So I thought I'd use today's Weblog to push a personal agenda, but hey, I have a voice, and I figure I should use it the best way I can. As it happens, there is also a tech angle, so I reckon I might just get away with it...
So I thought I'd use today's Weblog to push a personal agenda, but hey, I have a voice, and I figure I should use it the best way I can. As it happens, there is also a tech angle, so I reckon I might just get away with it. . .
As you probably know, today was the deadline for the brief from the Executive Chairman of the United Nations Monitoring, Verification and Inspection Commission (UNMOVIC), Hans Blix, on the last 60 days of weapons inspections in Iraq.
The report, as delivered to the UN Security Council, explained that while Iraq 'had decided in principle to provide cooperation on substance in order to complete the disarmament task through inspection', it was also critical of Iraq's disarmament programme, and 'drew attention to some outstanding issues and questions'. You can read the UN official press release on the brief here.
Now, as critical as the brief is, the question remains: would it justify a US-led unilateral attack on Iraq? This question will undoubtedly be answered for us in the next few days, and perhaps as early as Tuesday (US time) when George W. Bush gives his State of the Union address.
My personal feelings are that war, and all the terror, destruction, instability and cost it carries with it, is a last-last-last resort - and only the most extreme circumstances of national security justify it.
In the case of Iraq today, I can't see sufficient justification for an attack. If the UN Security Council deemed it necessary, I would revaluate my opinions, for I trust the principles behind the institution of the United Nations, while I don't trust the rhetoric of the United States Government and its agenda. The precise reason we have the United Nations is so we don't have to rely on a single country potentially acting in its own interests to the detriment of other nations' interests or security.
I am also an advocate for the total destruction of all weapons of mass destruction, and this applies to all nations that possess them - including the nation that possess the greatest number of weapons of mass destruction: the United States. Removing weapons of mass destruction from the international equation would surely shift the balance of power of several nations around the world, but again, that's why we have, and need, the UN to mediate in a fair way.
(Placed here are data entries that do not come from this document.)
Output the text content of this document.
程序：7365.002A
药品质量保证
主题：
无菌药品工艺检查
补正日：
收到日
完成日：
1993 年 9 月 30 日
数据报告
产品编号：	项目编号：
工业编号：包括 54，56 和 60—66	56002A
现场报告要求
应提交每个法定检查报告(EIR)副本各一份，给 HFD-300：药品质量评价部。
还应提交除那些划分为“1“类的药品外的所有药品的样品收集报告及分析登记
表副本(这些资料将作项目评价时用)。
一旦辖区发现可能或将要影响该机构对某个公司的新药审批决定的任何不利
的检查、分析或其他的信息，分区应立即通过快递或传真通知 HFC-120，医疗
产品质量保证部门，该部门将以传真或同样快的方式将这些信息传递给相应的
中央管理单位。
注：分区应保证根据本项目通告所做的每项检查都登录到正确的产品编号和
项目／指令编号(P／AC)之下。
Finally, I do not dispute the point that Saddam Hussein is a brutal and despotic leader, with little compassion for his own peoples. I would welcome his replacement by a more moderate leader who chooses to spend the nation's oil wealth on the people, as opposed to himself, his family and the military.
Given all this, there are plenty of brutal and despotic leaders around the world, and plenty of nations that could do with a 'regime change', but I don't see that point alone as justification for a military invasion on our behalf.
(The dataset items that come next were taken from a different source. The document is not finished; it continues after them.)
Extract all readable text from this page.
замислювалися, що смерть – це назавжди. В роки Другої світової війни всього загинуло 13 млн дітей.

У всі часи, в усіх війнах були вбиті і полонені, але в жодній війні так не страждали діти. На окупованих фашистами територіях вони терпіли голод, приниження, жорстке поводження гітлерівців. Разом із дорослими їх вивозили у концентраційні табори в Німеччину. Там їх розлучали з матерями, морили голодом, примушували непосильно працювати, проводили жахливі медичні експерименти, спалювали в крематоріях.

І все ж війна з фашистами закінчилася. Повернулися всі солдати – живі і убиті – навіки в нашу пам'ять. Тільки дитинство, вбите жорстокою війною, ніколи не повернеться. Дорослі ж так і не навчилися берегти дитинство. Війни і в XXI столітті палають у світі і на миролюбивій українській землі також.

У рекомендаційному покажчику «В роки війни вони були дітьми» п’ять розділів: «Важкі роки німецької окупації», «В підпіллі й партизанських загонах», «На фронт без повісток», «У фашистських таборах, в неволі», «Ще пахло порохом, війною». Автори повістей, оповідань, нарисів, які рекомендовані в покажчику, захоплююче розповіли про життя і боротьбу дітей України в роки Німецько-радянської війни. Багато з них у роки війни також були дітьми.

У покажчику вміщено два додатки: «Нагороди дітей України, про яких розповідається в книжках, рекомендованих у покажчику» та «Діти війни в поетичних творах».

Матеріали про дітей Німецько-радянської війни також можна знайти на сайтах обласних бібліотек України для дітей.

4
Furthermore, I question the motivation of the United States in its apparent crusade against Iraq given that the US sold Iraq a great deal of weapons in the 1980s, and didn't seem to have much of a problem with it then. I also understand that Iraq is now more hostile to the West than in the '80s, but the question is: how much of a threat is it?
So, here you have some of my opinions on the matter - I would now encourage you to express yours. And here's the tech bit:
One of the incredible beauties of the Internet is that you have at your fingertips an unprecedented wealth of information and opinions - and you also have a vehicle to express your opinions to the world.
Possibly the most valuable site for me (and one I've mentioned before) is Google News. My favourite feature is taking a news headline, and seeing the different perspectives from around the world through the 'related' link.
If you want more information on the background to the conflict, try the United Nations site. If you just want to know more about the nations involved, check out the fabulous CIA World Factbook. Or for information about weapons of mass destruction and military in general, you must check out the Federation of American Scientists.